Os meus passos a caminho da praia
Assustam as lagartixas
Esfomeadas de sol.
Olho para trás para as ver rir
Do meu próprio susto verde
E rio-me também.

Ribeira de Pena, 12 de Dezembro de 2011.
Joaquim Jorge Carvalho
[A imagem foi colhida, com a devida vénia, em http://www.po-d-arroz.blogspot.com.
Este poema faz parte do meu livro de poemas "A Palavra Vale" com que venci o Prémio Literário Francisco Álvares de Nóbrega (Machico - Madeira). A Junta de Freguesia de Machico editou um volume intitulado V Concurso Literário de Poesia Francisco Álvares de Nóbrega (Outubro, 2011) que, além do meu trabalho, inclui os trabalhos classificados no 2.º e 3.º lugares.]

Fruta do Dia


Em memória da Dona Carolina Freitas Spínola, avó da MP.


A velha sentiu a luz solar
Descendo sobre a anoneira
E comeu a anona como se fosse o sol.
Em seu coração sentiu
Naquela manhã
Que era para sempre dia.

Ribeira de Pena, 12 de Dezembro de 2011.
Joaquim Jorge Carvalho
[A imagem foi colhida, com a devida vénia, em http://www.amador.blogs.sapo.pt.
Este poema faz parte do meu livro de poemas "A Palavra Vale" com que venci o Prémio Literário Francisco Álvares de Nóbrega (Machico - Madeira).
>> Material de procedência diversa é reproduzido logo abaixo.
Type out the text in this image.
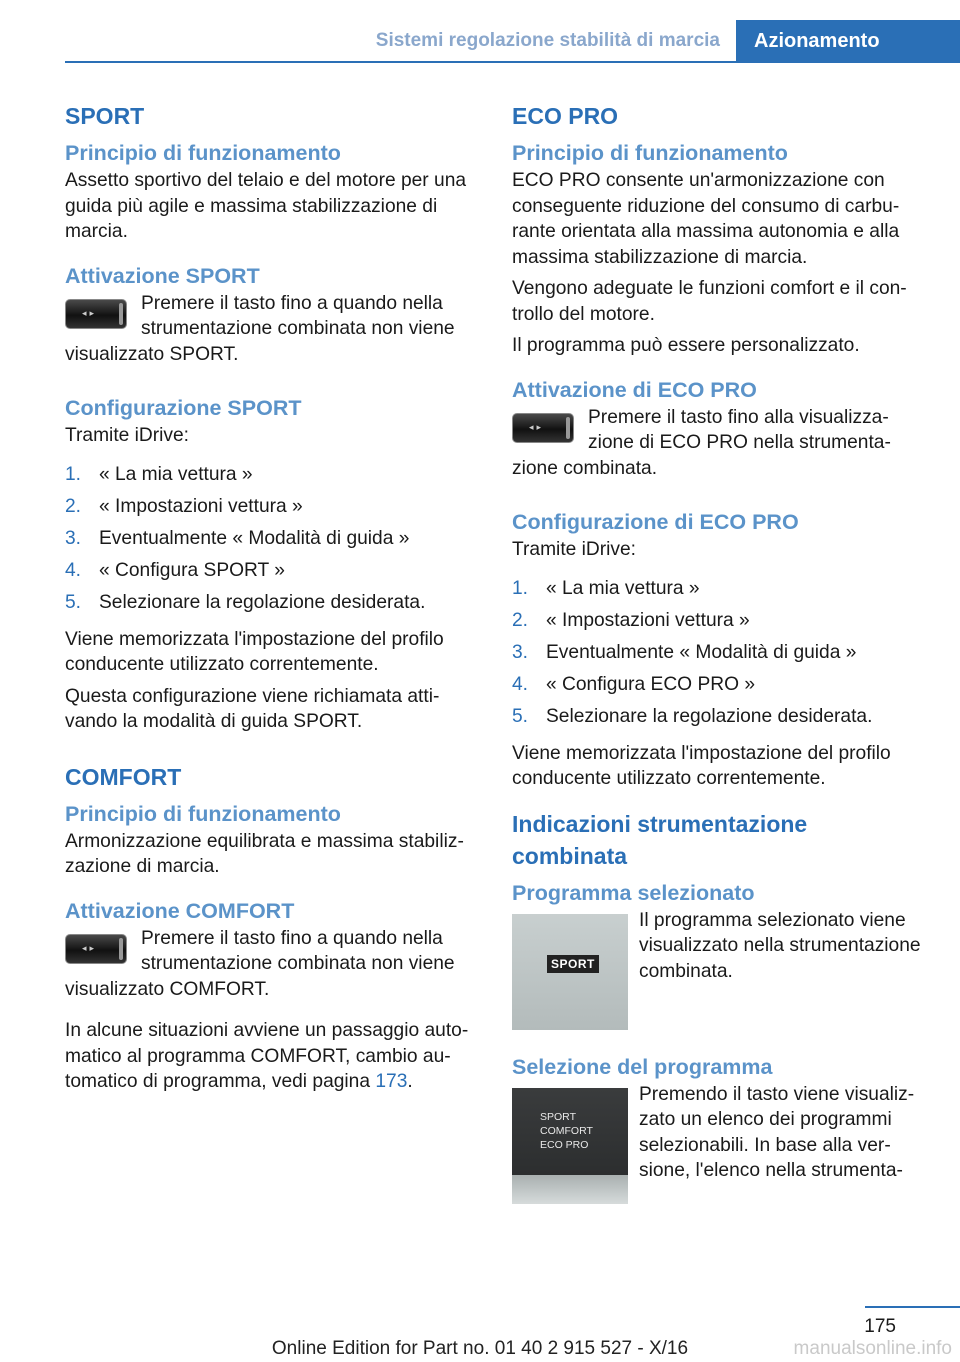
Sistemi regolazione stabilità di marcia	Azionamento
SPORT
Principio di funzionamento

Assetto sportivo del telaio e del motore per una guida più agile e massima stabilizzazione di marcia.

Attivazione SPORT
◂▸	Premere il tasto fino a quando nella strumentazione combinata non viene visualizzato SPORT.

Configurazione SPORT

Tramite iDrive:

1. « La mia vettura »
2. « Impostazioni vettura »
3. Eventualmente « Modalità di guida »
4. « Configura SPORT »
5. Selezionare la regolazione desiderata.

Viene memorizzata l'impostazione del profilo conducente utilizzato correntemente.

Questa configurazione viene richiamata attivando la modalità di guida SPORT.

COMFORT
Principio di funzionamento

Armonizzazione equilibrata e massima stabilizzazione di marcia.

Attivazione COMFORT
◂▸	Premere il tasto fino a quando nella strumentazione combinata non viene visualizzato COMFORT.

In alcune situazioni avviene un passaggio automatico al programma COMFORT, cambio automatico di programma, vedi pagina 173.

ECO PRO
Principio di funzionamento

ECO PRO consente un'armonizzazione con conseguente riduzione del consumo di carburante orientata alla massima autonomia e alla massima stabilizzazione di marcia.

Vengono adeguate le funzioni comfort e il controllo del motore.

Il programma può essere personalizzato.

Attivazione di ECO PRO
◂▸	Premere il tasto fino alla visualizzazione di ECO PRO nella strumentazione combinata.

Configurazione di ECO PRO

Tramite iDrive:

1. « La mia vettura »
2. « Impostazioni vettura »
3. Eventualmente « Modalità di guida »
4. « Configura ECO PRO »
5. Selezionare la regolazione desiderata.

Viene memorizzata l'impostazione del profilo conducente utilizzato correntemente.

Indicazioni strumentazione combinata
Programma selezionato
SPORT

Il programma selezionato viene visualizzato nella strumentazione combinata.

Selezione del programma
SPORT
COMFORT
ECO PRO

Premendo il tasto viene visualizzato un elenco dei programmi selezionabili. In base alla versione, l'elenco nella strumenta-

175
Online Edition for Part no. 01 40 2 915 527 - X/16	manualsonline.info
A Junta de Freguesia de Machico editou um volume intitulado V Concurso Literário de Poesia Francisco Álvares de Nóbrega (Outubro, 2011) que, além do meu trabalho, inclui os trabalhos classificados no 2.º e 3.º lugares.]
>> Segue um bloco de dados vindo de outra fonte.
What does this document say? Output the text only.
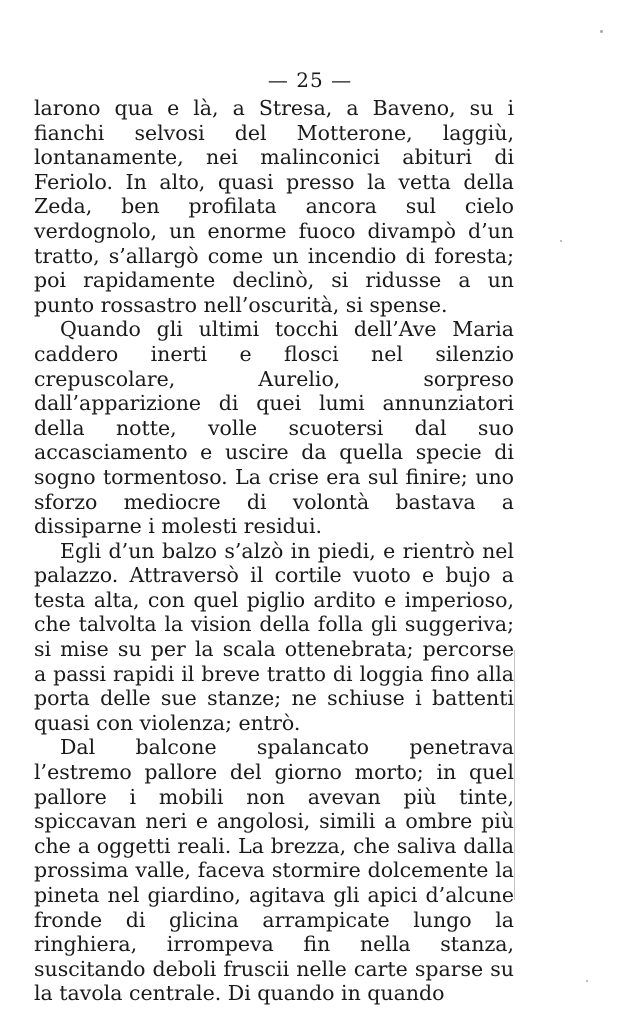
— 25 —

larono qua e là, a Stresa, a Baveno, su i fianchi selvosi del Motterone, laggiù, lontanamente, nei malinconici abituri di Feriolo. In alto, quasi presso la vetta della Zeda, ben profilata ancora sul cielo verdognolo, un enorme fuoco divampò d’un tratto, s’allargò come un incendio di foresta; poi rapidamente declinò, si ridusse a un punto rossastro nell’oscurità, si spense.

Quando gli ultimi tocchi dell’Ave Maria caddero inerti e flosci nel silenzio crepuscolare, Aurelio, sorpreso dall’apparizione di quei lumi annunziatori della notte, volle scuotersi dal suo accasciamento e uscire da quella specie di sogno tormentoso. La crise era sul finire; uno sforzo mediocre di volontà bastava a dissiparne i molesti residui.

Egli d’un balzo s’alzò in piedi, e rientrò nel palazzo. Attraversò il cortile vuoto e bujo a testa alta, con quel piglio ardito e imperioso, che talvolta la vision della folla gli suggeriva; si mise su per la scala ottenebrata; percorse a passi rapidi il breve tratto di loggia fino alla porta delle sue stanze; ne schiuse i battenti quasi con violenza; entrò.

Dal balcone spalancato penetrava l’estremo pallore del giorno morto; in quel pallore i mobili non avevan più tinte, spiccavan neri e angolosi, simili a ombre più che a oggetti reali. La brezza, che saliva dalla prossima valle, faceva stormire dolcemente la pineta nel giardino, agitava gli apici d’alcune fronde di glicina arrampicate lungo la ringhiera, irrompeva fin nella stanza, suscitando deboli fruscii nelle carte sparse su la tavola centrale. Di quando in quando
domingo, 11 de dezembro de 2011

Pescador


- Pescador, de que foges
Correndo para o mar?
- Das redes do tempo
Que me podem matar.

- Pescador, ninguém foge
Do tempo a correr.
- Eu sei tudo de redes:
Fujo até poder.

- Pescador, todos morrem
(É humana sina!)
- Só me há-de apanhar
A rede divina.

- Pescador, como saber
Se é Deus ou o Mal
Quando te aparecer
A rede final?

- Eu fujo por amor
Da vida a chamar-me.
Só Deus Pescador
Poderá pescar-me.

Ribeira de Pena, 11 de Dezembro de 2011.
Joaquim Jorge Carvalho
[A imagem foi colhida, com a devida vénia, em http://www.abiyoyo.com. Este poema faz parte do meu livro de poemas "A Palavra Vale" com que venci o Prémio Literário Francisco Álvares de Nóbrega (Machico - Madeira). A Junta de Freguesia de Machico editou um volume intitulado V Concurso Literário de Poesia Francisco Álvares de Nóbrega (Outubro, 2011) que, além do meu trabalho, inclui os trabalhos classificados no 2.º e 3.º lugares.]

Poema do Santo


A casa do mestre tem cinquenta anos.
O mestre tem talvez oitenta.
A casa do mestre cresceu com o tempo
E começou a ser o mundo.
O mestre veio a tornar-se o mar.

Quando é necessário, o mestre
É também
Porto
Santo de todas as urgências.

Ribeira de Pena, 11 de Dezembro de 2011.
Joaquim Jorge Carvalho
[Foto JJC, de 2007. Este poema faz parte do meu livro de poemas "A Palavra Vale" com que venci o Prémio Literário Francisco Álvares de Nóbrega (Machico - Madeira). A Junta de Freguesia de Machico editou um volume intitulado V Concurso Literário de Poesia Francisco Álvares de Nóbrega (Outubro, 2011) que, além do meu trabalho, inclui os trabalhos classificados no 2.º e 3.º lugares.]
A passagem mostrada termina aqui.